Not too surprisingly, Unfiltered is very like regular Pride, but is drier and less malty-fruity, although that will in part be due to the lower serving temperature. There’s earthy and spicy hops on the nose, then it’s lightly fruity and dry.

And it seems to be doing well – on a recent visit to a Fuller’s pub which had Pride Unfiltered on tap alongside a couple of guest keg pale ales, the barmaid said it was pretty popular. The notable thing is it’s definitely not aimed at the keg Pride drinker, and indeed the Fuller’s folk say there’s no plans to replace keg with Unfiltered.

George also had some news about the Fuller’s beer range continuing to expand. “We’ll do eight new beers this year, four of them cask, plus Unfiltered of course,” she said. “We also have seasonal cask and keg beers and then monthly specials.”

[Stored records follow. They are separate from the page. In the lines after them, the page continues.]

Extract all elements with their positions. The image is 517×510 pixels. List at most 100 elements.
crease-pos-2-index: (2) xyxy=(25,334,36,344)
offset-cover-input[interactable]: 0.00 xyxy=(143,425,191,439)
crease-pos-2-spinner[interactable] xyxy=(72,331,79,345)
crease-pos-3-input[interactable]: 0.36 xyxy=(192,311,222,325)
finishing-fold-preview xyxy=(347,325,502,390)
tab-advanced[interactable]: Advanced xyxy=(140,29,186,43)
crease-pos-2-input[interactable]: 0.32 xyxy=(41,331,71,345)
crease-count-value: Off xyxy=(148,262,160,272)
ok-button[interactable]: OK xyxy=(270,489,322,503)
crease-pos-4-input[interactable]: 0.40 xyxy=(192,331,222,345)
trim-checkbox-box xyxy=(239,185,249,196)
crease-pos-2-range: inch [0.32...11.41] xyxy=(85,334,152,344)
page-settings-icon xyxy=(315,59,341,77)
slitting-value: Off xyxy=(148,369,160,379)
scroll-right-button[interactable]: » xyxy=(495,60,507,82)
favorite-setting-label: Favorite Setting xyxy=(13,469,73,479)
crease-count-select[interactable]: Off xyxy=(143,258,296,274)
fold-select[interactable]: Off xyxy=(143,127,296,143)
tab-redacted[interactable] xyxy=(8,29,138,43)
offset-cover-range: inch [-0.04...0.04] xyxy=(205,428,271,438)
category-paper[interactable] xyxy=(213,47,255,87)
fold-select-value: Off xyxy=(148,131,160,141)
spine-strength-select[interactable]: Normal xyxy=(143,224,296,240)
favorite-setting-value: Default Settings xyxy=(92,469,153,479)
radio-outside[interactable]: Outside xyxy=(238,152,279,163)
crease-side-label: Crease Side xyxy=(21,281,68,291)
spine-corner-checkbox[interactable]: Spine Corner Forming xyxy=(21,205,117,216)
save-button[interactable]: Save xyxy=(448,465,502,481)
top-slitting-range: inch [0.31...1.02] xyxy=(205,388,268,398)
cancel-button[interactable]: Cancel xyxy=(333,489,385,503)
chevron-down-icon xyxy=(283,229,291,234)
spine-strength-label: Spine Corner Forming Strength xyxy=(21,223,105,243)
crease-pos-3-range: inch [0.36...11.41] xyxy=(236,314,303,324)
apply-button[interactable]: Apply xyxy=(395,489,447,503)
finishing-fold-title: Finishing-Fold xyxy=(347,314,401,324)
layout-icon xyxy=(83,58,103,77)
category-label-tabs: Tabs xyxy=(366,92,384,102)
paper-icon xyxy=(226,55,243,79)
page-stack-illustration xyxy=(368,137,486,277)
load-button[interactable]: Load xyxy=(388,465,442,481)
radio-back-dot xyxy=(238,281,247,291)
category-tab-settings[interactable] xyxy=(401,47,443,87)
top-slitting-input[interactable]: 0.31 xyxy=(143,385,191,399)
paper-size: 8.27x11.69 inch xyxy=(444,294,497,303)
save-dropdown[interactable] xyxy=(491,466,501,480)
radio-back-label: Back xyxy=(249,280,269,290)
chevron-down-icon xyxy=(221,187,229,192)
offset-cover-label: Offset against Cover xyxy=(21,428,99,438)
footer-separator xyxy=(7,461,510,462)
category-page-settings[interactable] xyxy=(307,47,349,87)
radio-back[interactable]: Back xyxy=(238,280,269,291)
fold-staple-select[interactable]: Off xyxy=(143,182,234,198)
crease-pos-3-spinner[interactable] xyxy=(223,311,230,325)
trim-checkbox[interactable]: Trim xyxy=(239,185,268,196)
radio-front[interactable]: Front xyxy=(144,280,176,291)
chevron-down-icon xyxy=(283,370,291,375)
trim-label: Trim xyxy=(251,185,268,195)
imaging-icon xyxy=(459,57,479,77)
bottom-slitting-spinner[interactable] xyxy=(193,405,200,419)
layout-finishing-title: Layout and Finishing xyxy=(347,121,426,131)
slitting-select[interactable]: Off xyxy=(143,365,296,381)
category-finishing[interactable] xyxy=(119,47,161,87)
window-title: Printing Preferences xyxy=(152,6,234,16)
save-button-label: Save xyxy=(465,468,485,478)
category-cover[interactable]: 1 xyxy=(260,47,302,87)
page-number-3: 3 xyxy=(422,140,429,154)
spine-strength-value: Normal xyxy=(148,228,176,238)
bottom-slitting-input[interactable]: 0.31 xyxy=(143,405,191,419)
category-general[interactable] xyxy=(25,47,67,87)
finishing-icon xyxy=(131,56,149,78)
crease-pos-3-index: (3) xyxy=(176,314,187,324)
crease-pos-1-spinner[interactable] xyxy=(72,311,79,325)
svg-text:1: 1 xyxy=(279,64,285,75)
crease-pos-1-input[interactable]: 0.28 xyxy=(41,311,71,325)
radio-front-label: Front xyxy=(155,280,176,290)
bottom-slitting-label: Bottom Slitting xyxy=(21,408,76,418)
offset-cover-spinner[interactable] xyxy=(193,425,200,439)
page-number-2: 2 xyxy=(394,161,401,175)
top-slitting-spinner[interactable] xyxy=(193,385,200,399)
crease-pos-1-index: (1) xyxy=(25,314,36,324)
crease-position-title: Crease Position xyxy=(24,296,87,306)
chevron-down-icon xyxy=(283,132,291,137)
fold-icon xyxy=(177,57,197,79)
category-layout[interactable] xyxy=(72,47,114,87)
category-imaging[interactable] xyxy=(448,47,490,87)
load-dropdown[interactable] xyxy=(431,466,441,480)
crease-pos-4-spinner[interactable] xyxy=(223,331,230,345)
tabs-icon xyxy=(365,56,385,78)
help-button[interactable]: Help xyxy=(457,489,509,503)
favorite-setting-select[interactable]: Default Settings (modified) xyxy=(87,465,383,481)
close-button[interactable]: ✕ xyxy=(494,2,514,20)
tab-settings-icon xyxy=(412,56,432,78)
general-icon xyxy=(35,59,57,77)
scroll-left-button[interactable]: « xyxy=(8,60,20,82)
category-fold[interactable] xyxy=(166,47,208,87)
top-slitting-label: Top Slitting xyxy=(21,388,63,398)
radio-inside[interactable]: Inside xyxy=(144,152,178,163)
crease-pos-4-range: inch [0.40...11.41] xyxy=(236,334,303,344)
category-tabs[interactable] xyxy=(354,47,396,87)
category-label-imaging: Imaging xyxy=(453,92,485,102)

They’re also increasing the range they distribute from other breweries, with Sierra Nevada the most prominent example. One of Fuller’s sales team noted that “We brought over 14 Sierra Nevada seasonals last year, this year there’s six definites plus maybe two or three more. This year’s list include Otra Vez, Sidecar and Tropical Torpedo.” Yet more reasons to visit the bigger Fuller’s pubs – although I don’t expect to see these in my local.